Il lettore abituato alla science fiction contemporanea, che in massima parte proviene da paesi di lingua inglese (ma anche quella italiana si è ormai inserita nella medesima tradizione), potrebbe trovare ostici, poco familiari i racconti di Lem. Questo non soltanto perché l’estetica della fantascienza occidentale ha cominciato a divergere in maniera significativa con gli anni Ottanta — e dunque in questa ottica Lem potrebbe essere considerato un autore classico — ma soprattutto perché l’autore polacco si è lasciato influenzare solo marginalmente dall’estetica del cinema, con le sue ricadute spettacolari sul ritmo della trama, e la continua rincorsa dell’idea originale e mirabolante non ancora battuta da altri autori.
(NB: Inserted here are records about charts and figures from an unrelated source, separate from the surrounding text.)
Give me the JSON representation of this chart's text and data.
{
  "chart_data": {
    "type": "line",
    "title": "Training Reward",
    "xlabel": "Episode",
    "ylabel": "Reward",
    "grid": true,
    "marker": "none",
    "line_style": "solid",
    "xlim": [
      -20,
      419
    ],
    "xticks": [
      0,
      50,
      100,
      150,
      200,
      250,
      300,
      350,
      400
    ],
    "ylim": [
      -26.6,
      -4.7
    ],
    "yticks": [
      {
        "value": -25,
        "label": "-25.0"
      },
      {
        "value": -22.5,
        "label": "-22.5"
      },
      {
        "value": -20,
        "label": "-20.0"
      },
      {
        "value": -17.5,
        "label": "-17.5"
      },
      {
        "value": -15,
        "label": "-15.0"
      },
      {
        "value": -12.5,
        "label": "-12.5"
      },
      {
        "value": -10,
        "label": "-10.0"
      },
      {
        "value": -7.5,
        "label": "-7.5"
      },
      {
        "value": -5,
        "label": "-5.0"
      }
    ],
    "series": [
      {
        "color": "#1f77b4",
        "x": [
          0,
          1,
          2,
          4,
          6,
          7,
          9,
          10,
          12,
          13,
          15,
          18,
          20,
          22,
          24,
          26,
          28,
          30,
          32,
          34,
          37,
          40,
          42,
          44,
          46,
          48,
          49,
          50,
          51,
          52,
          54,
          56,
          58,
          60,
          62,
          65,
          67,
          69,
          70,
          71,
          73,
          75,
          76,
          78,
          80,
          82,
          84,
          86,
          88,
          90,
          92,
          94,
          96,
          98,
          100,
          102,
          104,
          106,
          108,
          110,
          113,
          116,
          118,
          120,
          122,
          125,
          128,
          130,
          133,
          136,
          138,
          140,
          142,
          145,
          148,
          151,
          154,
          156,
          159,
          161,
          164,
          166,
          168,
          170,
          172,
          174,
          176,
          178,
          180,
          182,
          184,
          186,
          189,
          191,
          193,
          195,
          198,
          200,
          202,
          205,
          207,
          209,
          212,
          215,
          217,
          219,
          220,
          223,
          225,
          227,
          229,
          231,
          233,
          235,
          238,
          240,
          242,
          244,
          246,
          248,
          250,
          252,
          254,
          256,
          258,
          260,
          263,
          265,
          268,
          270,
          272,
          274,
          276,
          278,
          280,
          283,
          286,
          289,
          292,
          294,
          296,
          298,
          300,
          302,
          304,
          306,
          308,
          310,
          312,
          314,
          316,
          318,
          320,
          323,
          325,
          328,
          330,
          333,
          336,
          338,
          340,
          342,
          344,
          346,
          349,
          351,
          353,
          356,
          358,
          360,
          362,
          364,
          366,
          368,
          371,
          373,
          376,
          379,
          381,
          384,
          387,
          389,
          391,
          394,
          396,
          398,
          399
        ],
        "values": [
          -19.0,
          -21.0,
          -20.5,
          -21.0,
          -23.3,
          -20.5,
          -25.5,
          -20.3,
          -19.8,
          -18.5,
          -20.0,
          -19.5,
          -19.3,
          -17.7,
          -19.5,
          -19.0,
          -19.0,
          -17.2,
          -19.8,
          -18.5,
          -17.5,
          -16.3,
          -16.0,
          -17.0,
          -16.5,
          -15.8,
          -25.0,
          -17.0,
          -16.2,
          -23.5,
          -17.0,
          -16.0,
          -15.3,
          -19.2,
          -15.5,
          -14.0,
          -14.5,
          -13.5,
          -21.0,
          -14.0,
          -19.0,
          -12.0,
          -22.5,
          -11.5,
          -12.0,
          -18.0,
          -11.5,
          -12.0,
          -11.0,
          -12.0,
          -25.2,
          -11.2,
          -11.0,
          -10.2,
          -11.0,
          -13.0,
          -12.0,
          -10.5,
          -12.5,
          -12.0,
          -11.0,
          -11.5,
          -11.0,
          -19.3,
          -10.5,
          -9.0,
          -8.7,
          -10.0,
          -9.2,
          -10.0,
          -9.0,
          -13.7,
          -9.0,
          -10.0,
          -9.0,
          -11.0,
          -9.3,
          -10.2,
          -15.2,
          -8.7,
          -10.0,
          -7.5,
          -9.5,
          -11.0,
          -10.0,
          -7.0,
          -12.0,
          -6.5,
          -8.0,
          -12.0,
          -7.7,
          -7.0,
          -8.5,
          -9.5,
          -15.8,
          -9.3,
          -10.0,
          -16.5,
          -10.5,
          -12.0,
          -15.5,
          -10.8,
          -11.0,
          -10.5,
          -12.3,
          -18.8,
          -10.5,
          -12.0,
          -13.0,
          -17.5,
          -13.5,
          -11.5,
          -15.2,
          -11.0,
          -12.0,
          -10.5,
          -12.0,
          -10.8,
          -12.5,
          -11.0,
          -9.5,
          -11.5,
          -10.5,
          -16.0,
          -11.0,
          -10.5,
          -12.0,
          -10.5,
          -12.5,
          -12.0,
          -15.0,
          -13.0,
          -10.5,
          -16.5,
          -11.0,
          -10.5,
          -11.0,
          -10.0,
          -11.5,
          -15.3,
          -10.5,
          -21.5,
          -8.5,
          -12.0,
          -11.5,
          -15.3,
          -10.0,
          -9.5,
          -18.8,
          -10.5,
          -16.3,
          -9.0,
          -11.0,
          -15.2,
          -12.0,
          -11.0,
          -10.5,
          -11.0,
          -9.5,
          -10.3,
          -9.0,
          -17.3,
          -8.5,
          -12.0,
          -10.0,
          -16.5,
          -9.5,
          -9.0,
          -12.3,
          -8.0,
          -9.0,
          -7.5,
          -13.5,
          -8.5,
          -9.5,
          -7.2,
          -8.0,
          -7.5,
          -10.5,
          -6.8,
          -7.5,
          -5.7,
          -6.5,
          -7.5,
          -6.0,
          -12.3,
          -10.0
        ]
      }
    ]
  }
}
Grande è infatti la distanza tra Lem e la science fiction prodotta oggi, al punto che potremmo essere indotti a considerare quella dell’autore polacco una letteratura di tipo didattico, veicolo di un messaggio positivista che ci fa sorridere con un po’ di tenerezza. In realtà dobbiamo tenere presente che l’estetica della science fiction si è fatta sempre più “esoterica”, comprensibile solo dagli iniziati, al punto che un lettore non abituale si ritrova davanti a un muro difficile da scalare, fatto di stereotipi e tópoi stratificati.

Sappiamo che la grande trappola per lo scrittore di fantascienza è l’infodump, quel “rigurgito d’informazioni” che serve a chiarire il paradigma dell’ambientazione, e che se gestito in modo maldestro allontana il potenziale lettore.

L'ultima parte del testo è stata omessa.